In a significant move for the pharmaceutical world, Commissioner Gunter Verheugen has announced that in 2008 the European Commission is expected to propose a new legal framework for the enhanced monitoring of medicines in the EU. In particular, the commission wants to deal with the problems that arise after a drug has been licensed. This is likely to lead to new rules about transparency and pharmacovigilance data, and rationalising and simplifying the reporting of adverse drug events.

A Council of Europe report on medication safety confirms earlier studies indicating that medication errors are the single most common preventable adverse risk. Between 6% and 13% of hospitalised patients suffer an adverse event, and 40% of these relate to medication. Other studies show that up to 5% of admissions to internal medicine and intensive care are caused by medication errors. Despite this the Council of Europe study concludes that national safety systems in Europe are of very mixed quality. The answer, they think, lies in better reporting systems, common terminology and a culture of safety. A simple step would be to deal with errors that occur as a consequence of sound-alike and look-alike drug names, similarities in the outer appearance of the medicines packaging and unclear, ambiguous or incomplete labelling information.
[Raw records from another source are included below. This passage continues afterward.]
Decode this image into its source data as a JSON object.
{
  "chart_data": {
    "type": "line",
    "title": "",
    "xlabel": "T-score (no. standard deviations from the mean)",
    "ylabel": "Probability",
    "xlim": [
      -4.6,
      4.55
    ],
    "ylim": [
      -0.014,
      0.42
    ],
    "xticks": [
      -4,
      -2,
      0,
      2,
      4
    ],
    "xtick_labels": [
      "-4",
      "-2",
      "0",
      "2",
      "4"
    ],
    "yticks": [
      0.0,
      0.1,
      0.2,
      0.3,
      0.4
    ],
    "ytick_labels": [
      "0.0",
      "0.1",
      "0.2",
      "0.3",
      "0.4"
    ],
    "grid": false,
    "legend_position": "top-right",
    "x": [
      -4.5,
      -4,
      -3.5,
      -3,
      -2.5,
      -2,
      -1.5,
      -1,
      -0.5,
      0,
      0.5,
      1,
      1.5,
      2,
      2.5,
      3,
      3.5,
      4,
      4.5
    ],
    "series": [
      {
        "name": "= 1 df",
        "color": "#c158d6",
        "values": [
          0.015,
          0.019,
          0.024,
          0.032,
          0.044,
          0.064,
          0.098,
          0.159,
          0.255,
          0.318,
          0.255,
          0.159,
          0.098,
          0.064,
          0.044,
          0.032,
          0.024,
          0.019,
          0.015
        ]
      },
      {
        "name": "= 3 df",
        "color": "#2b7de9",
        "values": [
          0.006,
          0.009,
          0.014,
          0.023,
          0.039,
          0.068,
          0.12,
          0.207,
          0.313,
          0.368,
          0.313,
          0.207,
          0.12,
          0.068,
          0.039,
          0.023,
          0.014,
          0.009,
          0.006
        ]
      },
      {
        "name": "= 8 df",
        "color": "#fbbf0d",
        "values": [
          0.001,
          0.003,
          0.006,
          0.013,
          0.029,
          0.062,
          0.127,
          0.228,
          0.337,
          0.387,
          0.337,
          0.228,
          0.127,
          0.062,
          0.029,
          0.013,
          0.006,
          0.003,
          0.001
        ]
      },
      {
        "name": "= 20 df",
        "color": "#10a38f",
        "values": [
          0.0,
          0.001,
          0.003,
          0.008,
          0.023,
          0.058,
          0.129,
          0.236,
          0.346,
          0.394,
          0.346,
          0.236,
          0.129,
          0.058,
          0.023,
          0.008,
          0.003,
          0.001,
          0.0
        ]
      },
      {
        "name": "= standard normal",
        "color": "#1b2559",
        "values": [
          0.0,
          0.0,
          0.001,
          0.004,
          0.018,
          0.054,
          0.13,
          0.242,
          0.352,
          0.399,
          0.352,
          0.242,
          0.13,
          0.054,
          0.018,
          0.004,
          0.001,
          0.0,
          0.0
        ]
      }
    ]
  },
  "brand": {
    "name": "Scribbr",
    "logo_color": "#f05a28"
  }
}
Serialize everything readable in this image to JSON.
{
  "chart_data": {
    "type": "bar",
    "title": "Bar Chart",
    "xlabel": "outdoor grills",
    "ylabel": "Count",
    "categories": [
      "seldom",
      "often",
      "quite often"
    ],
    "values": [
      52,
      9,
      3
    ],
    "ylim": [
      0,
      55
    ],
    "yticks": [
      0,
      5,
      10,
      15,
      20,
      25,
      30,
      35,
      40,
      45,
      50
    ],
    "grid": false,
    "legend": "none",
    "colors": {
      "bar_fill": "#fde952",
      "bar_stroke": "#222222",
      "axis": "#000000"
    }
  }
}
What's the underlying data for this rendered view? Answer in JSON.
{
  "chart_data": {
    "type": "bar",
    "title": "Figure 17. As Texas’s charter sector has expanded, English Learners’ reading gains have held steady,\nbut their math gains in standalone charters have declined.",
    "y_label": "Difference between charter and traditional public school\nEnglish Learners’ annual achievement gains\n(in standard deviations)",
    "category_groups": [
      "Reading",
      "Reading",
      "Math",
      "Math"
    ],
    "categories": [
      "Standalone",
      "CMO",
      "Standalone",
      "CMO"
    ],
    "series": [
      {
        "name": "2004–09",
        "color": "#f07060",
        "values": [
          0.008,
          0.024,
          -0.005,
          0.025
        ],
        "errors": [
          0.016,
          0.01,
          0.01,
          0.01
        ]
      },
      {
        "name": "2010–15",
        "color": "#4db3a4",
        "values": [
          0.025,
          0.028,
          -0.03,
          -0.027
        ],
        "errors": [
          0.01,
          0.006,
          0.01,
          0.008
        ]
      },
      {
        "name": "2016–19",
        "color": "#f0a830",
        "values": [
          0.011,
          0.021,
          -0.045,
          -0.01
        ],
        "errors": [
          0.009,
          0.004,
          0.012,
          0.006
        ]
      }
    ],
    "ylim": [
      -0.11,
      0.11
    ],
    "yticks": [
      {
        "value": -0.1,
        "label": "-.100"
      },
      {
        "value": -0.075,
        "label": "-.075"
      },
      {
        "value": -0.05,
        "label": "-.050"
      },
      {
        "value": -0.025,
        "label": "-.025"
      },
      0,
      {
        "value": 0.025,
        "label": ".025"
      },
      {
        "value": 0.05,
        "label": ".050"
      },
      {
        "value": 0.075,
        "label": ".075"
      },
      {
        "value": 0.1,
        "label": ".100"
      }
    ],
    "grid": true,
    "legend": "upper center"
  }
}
One is left to wonder why this policy area is not the potential subject of the planned health directive, which could direct the creation of national reporting systems where none currently exists and set a standard for those that do. If the pharmaceutical industry are unhappy about directives in this area they should consider sorting it out themselves and thus demonstrate the ethical industry base they often talk about.

The EU interest in health is not surprising, given the amount of public money the latter takes up and the growing size of the industry that uses the money for patients. If health were an entirely private-sector industry it would be much more heavily regulated than it currently is. The trend line is, however, clear and is moving in the direction of a larger profit and not-for-profit sector at the expense of the state-managed services.